I did more digging. I googled the name, “Carmen Marie Faulkenburg,” her “American” name. Her name appeared under mylife, which listed her location and age – 49, just a few years older than me. I was disappointed, however, that I couldn’t get any further information. I searched again and found a Scott Faulkenburg. I clicked on the Facebook link hoping to find info leading me to Carmen. What should I find as I scrolled through Scott’s Facebook friends but the name and picture of, “Carmen Faulkenburg Seitz,” Scott’s sister – an Asian woman! I knew it had to be her! I immediately emailed Scott explaining why I was contacting him in hopes he would respond and not think I was crazy. I’m happy to say that Scott contacted me four days ago letting me know that he passed my message on to Carmen!

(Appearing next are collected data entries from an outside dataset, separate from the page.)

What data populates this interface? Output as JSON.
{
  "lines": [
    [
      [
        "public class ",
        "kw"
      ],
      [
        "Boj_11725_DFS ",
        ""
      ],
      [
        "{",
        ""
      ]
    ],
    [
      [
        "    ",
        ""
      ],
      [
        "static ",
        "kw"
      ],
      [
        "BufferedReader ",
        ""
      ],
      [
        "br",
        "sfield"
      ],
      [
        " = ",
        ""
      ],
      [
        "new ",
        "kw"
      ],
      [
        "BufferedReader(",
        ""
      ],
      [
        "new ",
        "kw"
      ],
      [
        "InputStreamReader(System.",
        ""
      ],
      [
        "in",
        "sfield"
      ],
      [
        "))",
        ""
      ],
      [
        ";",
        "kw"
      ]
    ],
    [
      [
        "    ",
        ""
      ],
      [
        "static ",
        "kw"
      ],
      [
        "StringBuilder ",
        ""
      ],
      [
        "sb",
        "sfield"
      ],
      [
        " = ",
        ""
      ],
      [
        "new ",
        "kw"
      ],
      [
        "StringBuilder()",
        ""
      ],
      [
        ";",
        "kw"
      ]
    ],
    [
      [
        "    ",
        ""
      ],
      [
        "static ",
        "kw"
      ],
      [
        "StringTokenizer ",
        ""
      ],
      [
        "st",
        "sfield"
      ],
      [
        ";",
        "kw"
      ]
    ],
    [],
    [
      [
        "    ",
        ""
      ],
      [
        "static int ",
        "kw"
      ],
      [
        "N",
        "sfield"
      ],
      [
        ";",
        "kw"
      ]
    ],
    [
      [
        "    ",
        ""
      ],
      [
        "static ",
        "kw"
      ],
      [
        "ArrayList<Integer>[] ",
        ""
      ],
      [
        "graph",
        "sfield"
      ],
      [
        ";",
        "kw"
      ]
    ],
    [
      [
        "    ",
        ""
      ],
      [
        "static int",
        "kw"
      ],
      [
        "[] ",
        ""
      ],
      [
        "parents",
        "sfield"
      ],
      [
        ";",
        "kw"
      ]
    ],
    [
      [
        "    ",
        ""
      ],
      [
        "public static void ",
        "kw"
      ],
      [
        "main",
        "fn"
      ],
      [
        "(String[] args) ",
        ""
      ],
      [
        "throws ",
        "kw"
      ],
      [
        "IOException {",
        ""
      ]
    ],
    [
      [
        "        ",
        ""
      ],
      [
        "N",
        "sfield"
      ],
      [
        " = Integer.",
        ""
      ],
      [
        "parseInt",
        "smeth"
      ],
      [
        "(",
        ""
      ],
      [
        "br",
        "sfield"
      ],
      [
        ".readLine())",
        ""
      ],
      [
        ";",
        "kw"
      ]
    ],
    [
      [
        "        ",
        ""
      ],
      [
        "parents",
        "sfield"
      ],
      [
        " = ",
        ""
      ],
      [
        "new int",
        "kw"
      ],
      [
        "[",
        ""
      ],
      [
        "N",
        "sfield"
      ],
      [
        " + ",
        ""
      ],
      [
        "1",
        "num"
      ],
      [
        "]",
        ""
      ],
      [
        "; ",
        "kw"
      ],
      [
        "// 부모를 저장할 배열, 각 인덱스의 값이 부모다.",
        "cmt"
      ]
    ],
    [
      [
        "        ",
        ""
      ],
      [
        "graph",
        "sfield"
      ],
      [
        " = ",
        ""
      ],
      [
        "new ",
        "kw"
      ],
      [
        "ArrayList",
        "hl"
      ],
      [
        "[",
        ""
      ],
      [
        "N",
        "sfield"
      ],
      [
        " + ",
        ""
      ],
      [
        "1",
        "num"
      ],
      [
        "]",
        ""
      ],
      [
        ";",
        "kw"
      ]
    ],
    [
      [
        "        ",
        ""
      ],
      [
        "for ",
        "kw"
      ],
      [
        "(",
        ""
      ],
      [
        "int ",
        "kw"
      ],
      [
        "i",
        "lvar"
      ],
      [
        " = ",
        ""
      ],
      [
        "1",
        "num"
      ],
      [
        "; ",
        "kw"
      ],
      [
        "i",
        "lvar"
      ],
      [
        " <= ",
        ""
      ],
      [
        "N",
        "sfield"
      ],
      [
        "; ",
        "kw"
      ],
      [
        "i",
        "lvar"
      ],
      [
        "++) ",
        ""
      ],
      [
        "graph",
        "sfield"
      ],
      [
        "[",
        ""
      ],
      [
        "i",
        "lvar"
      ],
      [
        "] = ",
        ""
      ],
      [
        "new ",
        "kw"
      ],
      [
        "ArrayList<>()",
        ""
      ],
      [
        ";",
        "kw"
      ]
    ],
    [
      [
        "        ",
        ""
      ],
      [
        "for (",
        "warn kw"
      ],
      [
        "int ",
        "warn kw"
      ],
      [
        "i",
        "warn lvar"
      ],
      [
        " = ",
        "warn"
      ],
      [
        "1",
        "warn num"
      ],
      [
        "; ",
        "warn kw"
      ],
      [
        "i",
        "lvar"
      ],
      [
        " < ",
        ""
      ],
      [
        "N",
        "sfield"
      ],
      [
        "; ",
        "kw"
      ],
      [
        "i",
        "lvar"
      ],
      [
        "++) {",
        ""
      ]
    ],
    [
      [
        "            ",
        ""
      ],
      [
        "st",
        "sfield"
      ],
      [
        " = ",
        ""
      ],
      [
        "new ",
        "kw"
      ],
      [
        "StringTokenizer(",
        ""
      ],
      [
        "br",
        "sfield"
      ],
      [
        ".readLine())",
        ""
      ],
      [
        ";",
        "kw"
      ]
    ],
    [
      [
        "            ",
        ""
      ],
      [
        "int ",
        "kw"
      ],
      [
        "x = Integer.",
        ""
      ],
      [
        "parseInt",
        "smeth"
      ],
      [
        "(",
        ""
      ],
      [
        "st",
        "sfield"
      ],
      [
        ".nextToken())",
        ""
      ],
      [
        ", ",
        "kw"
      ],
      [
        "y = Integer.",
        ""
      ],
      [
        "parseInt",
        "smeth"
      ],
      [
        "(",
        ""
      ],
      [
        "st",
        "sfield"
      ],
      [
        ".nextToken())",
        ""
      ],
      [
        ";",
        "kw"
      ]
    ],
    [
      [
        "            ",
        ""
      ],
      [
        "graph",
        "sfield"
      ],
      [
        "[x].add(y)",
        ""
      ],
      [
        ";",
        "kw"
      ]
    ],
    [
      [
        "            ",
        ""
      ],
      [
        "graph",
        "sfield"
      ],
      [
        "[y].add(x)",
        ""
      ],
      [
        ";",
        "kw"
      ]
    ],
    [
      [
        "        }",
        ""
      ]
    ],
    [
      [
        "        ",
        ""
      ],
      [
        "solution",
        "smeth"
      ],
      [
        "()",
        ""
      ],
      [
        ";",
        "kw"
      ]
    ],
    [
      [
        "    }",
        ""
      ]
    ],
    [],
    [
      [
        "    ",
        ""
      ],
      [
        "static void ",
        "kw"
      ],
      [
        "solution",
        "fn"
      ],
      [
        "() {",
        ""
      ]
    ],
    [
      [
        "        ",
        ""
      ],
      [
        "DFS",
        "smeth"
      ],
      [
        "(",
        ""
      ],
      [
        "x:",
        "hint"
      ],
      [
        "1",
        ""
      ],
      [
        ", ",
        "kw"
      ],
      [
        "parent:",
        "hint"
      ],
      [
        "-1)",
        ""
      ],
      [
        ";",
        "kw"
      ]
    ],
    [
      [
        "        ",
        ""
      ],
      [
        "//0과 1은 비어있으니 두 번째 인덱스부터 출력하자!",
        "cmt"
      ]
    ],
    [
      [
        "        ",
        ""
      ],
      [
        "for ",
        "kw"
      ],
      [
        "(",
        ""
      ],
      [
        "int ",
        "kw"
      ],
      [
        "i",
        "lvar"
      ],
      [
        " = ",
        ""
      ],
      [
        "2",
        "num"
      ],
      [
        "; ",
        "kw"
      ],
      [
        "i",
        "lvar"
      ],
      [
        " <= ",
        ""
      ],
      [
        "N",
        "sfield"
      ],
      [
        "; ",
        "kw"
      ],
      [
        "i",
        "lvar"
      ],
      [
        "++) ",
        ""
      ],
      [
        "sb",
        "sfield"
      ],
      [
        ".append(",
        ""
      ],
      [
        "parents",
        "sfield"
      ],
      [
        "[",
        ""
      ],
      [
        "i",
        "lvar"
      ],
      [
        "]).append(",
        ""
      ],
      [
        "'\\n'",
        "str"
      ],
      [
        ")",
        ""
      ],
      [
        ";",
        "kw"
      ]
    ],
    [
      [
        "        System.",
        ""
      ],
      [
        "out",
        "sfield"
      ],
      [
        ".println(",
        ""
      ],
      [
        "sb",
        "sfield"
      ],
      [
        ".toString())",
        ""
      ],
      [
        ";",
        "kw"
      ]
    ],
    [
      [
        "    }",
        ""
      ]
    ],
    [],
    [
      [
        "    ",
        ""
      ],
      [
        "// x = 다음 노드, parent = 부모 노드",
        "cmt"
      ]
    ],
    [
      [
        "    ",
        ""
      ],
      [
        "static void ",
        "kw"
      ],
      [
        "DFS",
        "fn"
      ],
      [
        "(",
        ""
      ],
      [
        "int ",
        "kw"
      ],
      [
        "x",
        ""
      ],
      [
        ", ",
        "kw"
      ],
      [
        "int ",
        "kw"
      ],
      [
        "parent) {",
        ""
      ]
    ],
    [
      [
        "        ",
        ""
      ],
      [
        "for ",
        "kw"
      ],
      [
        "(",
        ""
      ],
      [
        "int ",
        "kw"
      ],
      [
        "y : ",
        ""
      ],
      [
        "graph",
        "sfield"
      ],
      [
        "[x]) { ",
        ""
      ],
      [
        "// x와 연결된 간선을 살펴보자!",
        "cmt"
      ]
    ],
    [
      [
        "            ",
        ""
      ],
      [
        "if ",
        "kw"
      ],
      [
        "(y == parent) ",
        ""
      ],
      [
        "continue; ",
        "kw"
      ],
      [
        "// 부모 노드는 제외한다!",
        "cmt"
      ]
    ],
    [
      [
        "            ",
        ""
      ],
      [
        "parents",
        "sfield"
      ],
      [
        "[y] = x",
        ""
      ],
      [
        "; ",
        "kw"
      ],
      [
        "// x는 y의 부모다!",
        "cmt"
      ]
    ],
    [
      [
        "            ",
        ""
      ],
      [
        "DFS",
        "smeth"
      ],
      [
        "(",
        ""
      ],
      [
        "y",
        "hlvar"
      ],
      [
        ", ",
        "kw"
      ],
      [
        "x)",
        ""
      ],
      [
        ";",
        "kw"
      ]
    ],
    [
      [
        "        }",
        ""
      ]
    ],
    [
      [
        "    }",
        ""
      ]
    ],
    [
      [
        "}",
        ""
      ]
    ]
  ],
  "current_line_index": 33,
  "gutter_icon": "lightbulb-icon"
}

That same evening, Carmen emailed me. Since then, we’ve talked on the phone twice trying to piece together the connection between our families and adoptions. Carmen has a southern drawl that reminds me so much of growing up in Louisiana. I laughed when Carmen told me that her brother first announced, “I found your sister!” when initially forwarding my message to her. We may not be blood-relatives, but I certainly feel like I’ve found a long lost sister! I learned from Carmen that she was abandoned as a baby and left beside a set of railroad tracks in Taipei. She was taken in by a group of nuns at a Catholic organization, St. Benedict’s Home for Children, now a Catholic monastery. Carmen actually returned to Taiwan with her husband in 2008 and reconnected with the nun who signed her adoption contract. Carmen’s date of birth is unknown, but was presumed to be around 1962. She was adopted in 1965 by Clarence and Janice Marie Faulkenburg, just a year before my adoption. Carmen found out from her father that he and my father were close friends in Okinawa and made a verbal agreement stipulating my parents as Carmen’s godparents. My speculation was right! Carmen wrote, “from the stories that my dad told me about Colonel Buck, he was a very good man.”
The Faulkenburgs, July 1970
Later, I found an old letter addressed to the Faulkenburg’s from St. Benedict’s Home for Children. Why my parents had the letter, I’m not sure. Intrigued, I took the letter out and read it. It was written by a nun, Sister Glenore, O.S.B. (Order of St. Benedict). She was trying to confirm with the Faulkenburgs that my parents had finally adopted a child. My parents had evidently been on a waiting list of families hoping to adopt from St. Benedict’s, but found me first at The Family Planning Association of China. Sister Glenore thanked the Faulkenburgs, my parents and others who had contributed much needed necessities to the orphanage. After I found the letter, I remembered seeing other photos of an older Carmen in some of our family photo albums. Again, I started searching. Sure enough, I discovered pictures of Carmen, her younger brother, Scott, and her adoptive parents at our home on LaNell Street. Having matched faces with names, I now recognize the Faulkenburgs in an old black and white photo taken after my adoption. They are pictured with my sister, Lynn, my mom and I.
The Faulkenburgs on L, my sister, mom and me
It’s been exciting to connect with Carmen and to discover yet another little piece of my past. We are hoping to meet each other at the end of July when I’ll be traveling to Indiana, just across the border from Kentucky where Carmen lives. In the meantime, she is visiting her father in Indiana this weekend and, perhaps, will learn a little more about our adoptions. I’m thrilled that we have found each other and truly amazed that our paths have crossed once again, 40 something years later!